Decreased lung function and the COPD lung disease not only reduce the quality of your life here and now; they can also shorten your life by eroding the cells in your body.
This is the conclusion of a comprehensive new study by researchers at Herlev Hospital and Copenhagen University.
”Our study shows that people with worn-out cells are 15 percent more likely to develop COPD or decreased lung function,” says one of the researchers behind the study, Line Rode, MD, of the Department of Clinical Biochemistry at Herlev Hospital.
”So there’s a correlation between COPD and wear and tear of body cells – a correlation which we have yet to fully understand, but which can probably lead to a new way of identifying people who already have or who are at risk of developing these diseases.”
COPD stands for Chronic Obstructive Pulmonary Disease and is a lung disease which makes it hard to breathe. COPD is often a mix of two diseases: chronic bronchitis and emphysema. It is projected to become the fourth leading cause of death worldwide by 2030.
The researchers determined the levels of wear and tear in the cells by measuring the length of their so-called telomeres – the tips of the chromosomes – which protect the cell’s viral genetic material, DNA.
Every time the cell divides, a piece is cut off the telomeres, and eventually there is nothing left to cut off. Once these protective tips are gone, the cells cease to function and their host dies.
Natural ageing thus shortens the cells’ telomeres, but the research group has shown in a previous study that unhealthy habits such as smoking can accelerate this effect.
Certain cell types such as gametes, cancer cells, cells from primitive organisms like yeast, ciliates and plant cells, all of which undergo numerous cell divisions, contain the enzyme telomerase, which can restore telomeres.
The cause has so far not been known, but Rode and her colleagues believed that the smoke shortens the telomeres indirectly either by provoking inflammation in the lung tissue, by impairing the lungs’ ability to absorb oxygen or by jumpstarting the lung disease COPD.
To test their hypothesis, they gathered telomere data from 46,396 Danes through blood samples which had been collected from two large population studies, the Copenhagen City Heart Study and the Copenhagen General Population Study.
A special biochemical technique enabled the researchers to measure the length of each participant’s telomeres, after which the figures were adjusted for differences in age and BMI.
The participants also had their lung function measured. This can reveal whether a person has COPD and how hard they are hit by the disease.

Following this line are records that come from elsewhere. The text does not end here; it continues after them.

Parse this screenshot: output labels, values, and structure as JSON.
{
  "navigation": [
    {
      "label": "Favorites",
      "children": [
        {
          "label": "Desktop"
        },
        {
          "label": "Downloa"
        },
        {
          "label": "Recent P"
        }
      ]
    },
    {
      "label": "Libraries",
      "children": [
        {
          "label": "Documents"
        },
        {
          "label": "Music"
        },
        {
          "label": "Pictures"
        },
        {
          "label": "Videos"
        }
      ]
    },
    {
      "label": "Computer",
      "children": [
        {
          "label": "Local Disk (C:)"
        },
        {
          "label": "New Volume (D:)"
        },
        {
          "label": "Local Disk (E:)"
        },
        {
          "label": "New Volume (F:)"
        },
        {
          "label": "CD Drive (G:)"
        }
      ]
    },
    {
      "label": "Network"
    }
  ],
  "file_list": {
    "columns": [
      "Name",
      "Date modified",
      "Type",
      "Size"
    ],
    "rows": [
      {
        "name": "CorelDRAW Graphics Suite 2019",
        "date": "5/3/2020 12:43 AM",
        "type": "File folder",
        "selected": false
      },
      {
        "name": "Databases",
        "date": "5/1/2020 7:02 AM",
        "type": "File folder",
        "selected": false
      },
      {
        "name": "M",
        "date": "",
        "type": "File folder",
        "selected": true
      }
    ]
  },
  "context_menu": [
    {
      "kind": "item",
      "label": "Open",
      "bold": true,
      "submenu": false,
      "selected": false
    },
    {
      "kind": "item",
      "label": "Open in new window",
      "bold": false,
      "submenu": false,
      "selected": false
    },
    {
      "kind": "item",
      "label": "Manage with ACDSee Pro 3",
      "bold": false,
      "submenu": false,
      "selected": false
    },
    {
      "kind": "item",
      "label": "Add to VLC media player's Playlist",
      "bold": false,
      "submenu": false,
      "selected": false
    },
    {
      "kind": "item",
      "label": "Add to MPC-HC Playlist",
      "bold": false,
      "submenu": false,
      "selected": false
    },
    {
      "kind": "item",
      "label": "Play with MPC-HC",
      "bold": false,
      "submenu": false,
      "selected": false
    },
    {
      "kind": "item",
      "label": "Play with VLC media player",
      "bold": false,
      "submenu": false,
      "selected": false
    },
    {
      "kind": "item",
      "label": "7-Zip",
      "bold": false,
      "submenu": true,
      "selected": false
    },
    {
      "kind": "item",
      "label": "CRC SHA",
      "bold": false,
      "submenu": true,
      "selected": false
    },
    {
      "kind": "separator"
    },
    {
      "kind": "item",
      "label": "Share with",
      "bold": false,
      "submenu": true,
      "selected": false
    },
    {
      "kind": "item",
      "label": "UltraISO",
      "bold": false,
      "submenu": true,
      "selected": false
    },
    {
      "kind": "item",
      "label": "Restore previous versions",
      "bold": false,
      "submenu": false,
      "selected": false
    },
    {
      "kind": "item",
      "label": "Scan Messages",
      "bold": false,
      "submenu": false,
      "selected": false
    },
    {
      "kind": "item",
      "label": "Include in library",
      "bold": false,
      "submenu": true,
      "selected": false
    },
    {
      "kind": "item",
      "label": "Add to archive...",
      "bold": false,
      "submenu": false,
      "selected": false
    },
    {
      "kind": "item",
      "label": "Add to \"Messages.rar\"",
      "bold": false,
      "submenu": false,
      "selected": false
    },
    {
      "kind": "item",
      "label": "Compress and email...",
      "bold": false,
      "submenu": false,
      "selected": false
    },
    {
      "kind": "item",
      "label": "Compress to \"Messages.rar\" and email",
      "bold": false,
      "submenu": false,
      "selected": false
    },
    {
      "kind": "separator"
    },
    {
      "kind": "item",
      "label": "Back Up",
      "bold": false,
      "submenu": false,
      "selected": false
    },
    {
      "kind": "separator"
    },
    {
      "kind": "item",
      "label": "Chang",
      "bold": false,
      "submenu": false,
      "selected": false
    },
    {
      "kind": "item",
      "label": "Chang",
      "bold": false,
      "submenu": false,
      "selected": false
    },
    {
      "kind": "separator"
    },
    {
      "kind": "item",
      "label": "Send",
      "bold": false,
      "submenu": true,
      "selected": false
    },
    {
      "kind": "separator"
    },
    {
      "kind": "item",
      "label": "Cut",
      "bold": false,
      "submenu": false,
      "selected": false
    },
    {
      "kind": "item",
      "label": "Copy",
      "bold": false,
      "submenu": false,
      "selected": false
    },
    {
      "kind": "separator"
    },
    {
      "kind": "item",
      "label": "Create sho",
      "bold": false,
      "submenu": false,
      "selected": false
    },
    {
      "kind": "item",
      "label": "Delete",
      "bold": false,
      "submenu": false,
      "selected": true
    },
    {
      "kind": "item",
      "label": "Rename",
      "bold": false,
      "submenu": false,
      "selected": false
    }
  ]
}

They found a clear link between the two factors; however, this link was significantly weaker than what similar smaller studies had found. Whereas the old studies with a couple of hundred participants suggested that short telomere length was associated with a 28-fold increased risk of COPD, the new study found that short telomeres only increase the risk by 1.15.
“The other studies were small, and the participants were more hand-picked than ours,” says Professor Børge Nordestgaard, also of Copenhagen University, who headed the study.
“Our study therefore provides a stronger indication of the correlation in the general population. The size of our study also enabled us to adjust for more factors than the smaller studies did.”
It’s now clear that there’s a link between telomere-length and COPD. However, the researchers cannot say at this point whether it’s the COPD that shortens the telomeres or vice versa. The study doesn’t say anything about that, and in principle there could be a third factor causing both.
Telomeres prevent degradation of the chromosomal tips. The length of the telomeres affects how long an organism lives.
At each cell division a piece of the telomeres is cut away, and as long as there is some telomere DNA left, things are okay. But after a given number of cell divisions, vital genes start to wither away and then the cells die.
The researchers are looking at three main theories:
1. COPD patients are more susceptible to infections that stress the immune system and make it produce more white blood cells, whose job it is to neutralise viruses and bacteria and rebuild damaged tissue. The body builds up an army of white blood cells by making existing cells divide, and this division shortens the telomeres. This wears out the cells so that they age faster than they normally would.
2. The immune defence in people with worn telomeres functions worse than normal because its white blood cells are less capable of dividing. The consequence is that the body develops more diseases, including COPD.
3. Cigarette smoke and other external substances irritate the lung tissue to such a degree that the body’s immune defence starts producing more white blood cells to fight the smoke particles and its harmful effects. But instead of attacking the smoke, the white blood cells attack the lung tissue, which becomes impaired. The result is decreased lung function and COPD.
The new study is the first step towards helping COPD patients. In the long term, it might be possible to use telomeres as a tool for identifying which people have short telomeres and whose lungs are extra sensitive to smoke particles.
”There are indications that telomeres can be used as a pointer on how risky a life a person lives. We can use this information to help determine which lifestyle factors can affect our cells and cause various diseases,” says Rode.
Other studies have also shown that smoking can chop pieces off the cells’ telomeres. Similar correlations have been found for both obesity and stress.